The exact cause of pterygia is not well understood. They occur more often in people who spend a lot of time outdoors, especially in sunny climates. Long-term exposure to sunlight, especially to ultraviolet (UV) rays, and chronic eye irritation from dry, dusty conditions seem to play an important role. Dry eye also may contribute to pterygium.
When a pterygium becomes red and irritated, eyedrops or ointments can be used to help reduce the inflammation. If the pterygium grows rapidly or is large enough to threaten sight, it can be removed surgically.
Despite proper surgical removal, a pterygium may return, particularly in young people. Protecting the eyes from excessive ultraviolet light with proper sunglasses, avoiding dry, dusty conditions, and using artificial tears can also help.
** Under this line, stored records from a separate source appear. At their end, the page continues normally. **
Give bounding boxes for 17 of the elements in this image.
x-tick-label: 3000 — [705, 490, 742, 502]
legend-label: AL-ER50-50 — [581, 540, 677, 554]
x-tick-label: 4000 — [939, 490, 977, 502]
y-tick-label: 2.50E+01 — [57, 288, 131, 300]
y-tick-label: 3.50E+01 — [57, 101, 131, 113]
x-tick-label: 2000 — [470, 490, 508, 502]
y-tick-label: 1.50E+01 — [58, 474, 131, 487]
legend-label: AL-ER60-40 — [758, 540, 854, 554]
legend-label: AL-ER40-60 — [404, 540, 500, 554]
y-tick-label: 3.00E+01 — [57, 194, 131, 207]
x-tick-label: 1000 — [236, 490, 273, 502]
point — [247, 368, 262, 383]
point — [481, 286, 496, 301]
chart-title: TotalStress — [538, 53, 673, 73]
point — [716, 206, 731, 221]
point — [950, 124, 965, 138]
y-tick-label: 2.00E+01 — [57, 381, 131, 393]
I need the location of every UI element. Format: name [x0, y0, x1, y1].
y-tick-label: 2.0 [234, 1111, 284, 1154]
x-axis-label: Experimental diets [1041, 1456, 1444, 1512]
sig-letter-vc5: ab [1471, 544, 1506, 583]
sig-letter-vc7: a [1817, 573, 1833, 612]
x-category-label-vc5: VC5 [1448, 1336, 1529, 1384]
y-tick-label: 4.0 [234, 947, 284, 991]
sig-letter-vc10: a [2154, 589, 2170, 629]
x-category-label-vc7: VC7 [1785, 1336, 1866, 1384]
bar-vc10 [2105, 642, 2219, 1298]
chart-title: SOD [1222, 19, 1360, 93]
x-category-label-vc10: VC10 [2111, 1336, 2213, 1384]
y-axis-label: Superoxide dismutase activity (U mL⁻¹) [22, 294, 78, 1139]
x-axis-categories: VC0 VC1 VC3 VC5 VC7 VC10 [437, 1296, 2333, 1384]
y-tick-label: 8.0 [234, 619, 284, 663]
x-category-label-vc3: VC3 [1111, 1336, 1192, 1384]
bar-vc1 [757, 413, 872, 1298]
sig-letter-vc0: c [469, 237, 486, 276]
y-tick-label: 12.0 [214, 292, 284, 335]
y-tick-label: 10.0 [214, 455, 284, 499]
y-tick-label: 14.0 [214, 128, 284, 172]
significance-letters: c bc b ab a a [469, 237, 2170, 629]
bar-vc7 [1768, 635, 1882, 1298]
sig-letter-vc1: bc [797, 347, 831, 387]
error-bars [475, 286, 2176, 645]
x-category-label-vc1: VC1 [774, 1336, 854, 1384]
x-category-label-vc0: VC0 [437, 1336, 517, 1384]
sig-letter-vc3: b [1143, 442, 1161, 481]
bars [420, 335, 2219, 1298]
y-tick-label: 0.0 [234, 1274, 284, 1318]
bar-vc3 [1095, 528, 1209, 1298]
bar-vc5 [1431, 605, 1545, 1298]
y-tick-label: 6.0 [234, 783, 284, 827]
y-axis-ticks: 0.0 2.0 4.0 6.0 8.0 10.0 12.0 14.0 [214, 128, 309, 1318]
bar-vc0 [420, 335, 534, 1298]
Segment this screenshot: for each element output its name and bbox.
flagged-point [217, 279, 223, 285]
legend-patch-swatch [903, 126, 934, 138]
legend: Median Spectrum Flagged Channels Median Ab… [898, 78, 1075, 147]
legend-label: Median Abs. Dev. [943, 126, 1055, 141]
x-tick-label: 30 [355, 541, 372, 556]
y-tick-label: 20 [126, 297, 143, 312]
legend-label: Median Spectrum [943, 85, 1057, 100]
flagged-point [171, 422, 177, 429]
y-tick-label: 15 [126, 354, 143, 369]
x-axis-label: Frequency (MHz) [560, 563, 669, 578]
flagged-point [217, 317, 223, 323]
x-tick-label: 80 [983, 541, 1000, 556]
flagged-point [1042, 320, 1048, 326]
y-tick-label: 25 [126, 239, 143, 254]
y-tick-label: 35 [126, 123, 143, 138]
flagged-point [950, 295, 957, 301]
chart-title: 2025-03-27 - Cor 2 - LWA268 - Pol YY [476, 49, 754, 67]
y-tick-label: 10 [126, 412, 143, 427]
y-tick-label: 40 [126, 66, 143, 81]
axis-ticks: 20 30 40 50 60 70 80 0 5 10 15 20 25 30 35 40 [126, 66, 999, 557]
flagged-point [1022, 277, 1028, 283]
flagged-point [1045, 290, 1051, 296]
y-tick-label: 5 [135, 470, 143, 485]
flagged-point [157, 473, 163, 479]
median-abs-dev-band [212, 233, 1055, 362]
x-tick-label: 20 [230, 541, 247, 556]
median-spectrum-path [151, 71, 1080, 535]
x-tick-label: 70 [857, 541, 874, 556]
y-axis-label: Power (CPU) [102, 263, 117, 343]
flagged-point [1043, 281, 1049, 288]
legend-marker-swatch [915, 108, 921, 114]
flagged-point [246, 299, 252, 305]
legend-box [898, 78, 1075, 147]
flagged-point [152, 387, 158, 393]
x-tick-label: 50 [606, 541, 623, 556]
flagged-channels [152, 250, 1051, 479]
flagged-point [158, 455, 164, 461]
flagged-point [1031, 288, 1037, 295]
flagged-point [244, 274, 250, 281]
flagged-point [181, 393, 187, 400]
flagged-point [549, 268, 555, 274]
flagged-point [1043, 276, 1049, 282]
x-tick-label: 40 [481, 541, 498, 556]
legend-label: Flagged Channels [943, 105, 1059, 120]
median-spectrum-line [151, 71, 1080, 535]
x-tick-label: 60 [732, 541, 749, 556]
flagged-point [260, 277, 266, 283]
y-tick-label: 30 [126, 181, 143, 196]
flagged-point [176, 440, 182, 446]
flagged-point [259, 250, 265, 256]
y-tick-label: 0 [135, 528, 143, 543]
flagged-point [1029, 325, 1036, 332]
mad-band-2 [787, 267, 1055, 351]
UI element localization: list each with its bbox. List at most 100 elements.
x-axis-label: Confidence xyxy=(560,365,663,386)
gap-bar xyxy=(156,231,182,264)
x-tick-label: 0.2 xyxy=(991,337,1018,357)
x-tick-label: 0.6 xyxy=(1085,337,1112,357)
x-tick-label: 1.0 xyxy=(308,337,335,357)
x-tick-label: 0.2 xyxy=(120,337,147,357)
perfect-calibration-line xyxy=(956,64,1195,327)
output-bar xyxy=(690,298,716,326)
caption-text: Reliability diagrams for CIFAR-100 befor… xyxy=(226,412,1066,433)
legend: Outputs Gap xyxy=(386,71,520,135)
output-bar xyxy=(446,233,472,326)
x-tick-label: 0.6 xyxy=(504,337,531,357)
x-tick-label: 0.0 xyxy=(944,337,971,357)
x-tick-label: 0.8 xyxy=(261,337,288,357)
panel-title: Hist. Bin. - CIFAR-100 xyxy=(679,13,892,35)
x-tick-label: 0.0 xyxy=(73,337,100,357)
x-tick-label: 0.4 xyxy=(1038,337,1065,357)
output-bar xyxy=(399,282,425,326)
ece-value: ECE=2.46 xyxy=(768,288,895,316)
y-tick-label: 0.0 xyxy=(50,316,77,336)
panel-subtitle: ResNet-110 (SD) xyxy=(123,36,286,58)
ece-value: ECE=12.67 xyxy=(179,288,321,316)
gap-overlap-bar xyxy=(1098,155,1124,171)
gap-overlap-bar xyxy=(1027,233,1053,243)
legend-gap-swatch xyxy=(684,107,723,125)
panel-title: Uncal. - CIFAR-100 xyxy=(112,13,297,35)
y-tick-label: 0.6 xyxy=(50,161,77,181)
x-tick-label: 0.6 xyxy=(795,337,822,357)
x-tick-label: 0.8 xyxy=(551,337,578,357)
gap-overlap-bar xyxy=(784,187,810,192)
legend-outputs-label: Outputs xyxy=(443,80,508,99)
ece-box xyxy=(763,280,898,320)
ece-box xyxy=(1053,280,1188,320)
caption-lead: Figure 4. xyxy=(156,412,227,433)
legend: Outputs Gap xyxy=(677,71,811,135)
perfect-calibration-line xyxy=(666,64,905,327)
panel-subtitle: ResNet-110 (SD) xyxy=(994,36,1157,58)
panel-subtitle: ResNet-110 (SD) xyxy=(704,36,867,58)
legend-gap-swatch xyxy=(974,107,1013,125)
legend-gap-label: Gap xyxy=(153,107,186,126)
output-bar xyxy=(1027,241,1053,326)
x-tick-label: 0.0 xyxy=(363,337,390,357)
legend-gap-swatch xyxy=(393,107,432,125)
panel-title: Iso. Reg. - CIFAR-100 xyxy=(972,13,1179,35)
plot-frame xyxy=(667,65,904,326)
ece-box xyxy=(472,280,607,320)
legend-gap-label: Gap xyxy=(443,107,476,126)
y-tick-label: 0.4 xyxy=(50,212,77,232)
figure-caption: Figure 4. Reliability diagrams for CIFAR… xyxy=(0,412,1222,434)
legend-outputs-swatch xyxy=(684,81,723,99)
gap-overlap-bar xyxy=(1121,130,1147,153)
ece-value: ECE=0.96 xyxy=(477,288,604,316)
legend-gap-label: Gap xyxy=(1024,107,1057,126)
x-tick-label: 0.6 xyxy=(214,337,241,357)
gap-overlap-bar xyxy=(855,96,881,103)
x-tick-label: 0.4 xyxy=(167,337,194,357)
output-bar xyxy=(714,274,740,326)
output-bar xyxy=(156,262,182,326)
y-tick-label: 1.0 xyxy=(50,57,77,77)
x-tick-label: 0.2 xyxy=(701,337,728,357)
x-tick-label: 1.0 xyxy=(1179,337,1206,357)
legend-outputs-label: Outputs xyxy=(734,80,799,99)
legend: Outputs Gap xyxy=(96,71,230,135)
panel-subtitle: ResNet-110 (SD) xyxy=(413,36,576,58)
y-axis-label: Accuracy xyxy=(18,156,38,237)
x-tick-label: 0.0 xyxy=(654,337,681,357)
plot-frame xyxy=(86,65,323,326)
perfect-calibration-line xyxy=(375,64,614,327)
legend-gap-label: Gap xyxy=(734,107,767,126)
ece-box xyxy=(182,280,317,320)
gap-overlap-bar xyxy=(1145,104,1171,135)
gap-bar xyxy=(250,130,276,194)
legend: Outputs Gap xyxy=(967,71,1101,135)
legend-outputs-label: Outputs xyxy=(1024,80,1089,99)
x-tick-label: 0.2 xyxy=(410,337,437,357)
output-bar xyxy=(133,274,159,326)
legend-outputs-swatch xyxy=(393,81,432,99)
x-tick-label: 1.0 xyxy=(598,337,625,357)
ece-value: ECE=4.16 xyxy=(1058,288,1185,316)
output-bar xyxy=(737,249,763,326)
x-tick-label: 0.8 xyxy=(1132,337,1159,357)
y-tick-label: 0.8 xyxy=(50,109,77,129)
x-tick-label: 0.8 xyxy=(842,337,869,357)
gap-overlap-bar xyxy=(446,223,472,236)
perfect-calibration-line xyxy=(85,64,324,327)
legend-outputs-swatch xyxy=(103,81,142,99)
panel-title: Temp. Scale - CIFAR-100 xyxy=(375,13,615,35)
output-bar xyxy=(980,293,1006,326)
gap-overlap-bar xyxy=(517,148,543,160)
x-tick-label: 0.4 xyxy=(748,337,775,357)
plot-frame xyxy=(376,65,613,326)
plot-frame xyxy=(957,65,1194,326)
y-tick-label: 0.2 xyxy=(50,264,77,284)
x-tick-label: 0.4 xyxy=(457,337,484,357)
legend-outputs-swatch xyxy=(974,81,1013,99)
A pinguecula is a yellowish patch or bump on the white of the eye, most often on the side closest to the nose. It is not a tumor but is an alteration of normal tissue resulting in a deposit of protein and fat. Unlike a pterygium, a pinguecula does not actually grow onto the cornea. A pinguecula can also be a response to chronic eye irritation or sunlight.
No treatment is necessary unless the pinguecula becomes inflamed. A pinguecula does not grow onto the cornea or threaten sight. On rare occasions, a pinguecula can be surgically removed if it is particularly annoying.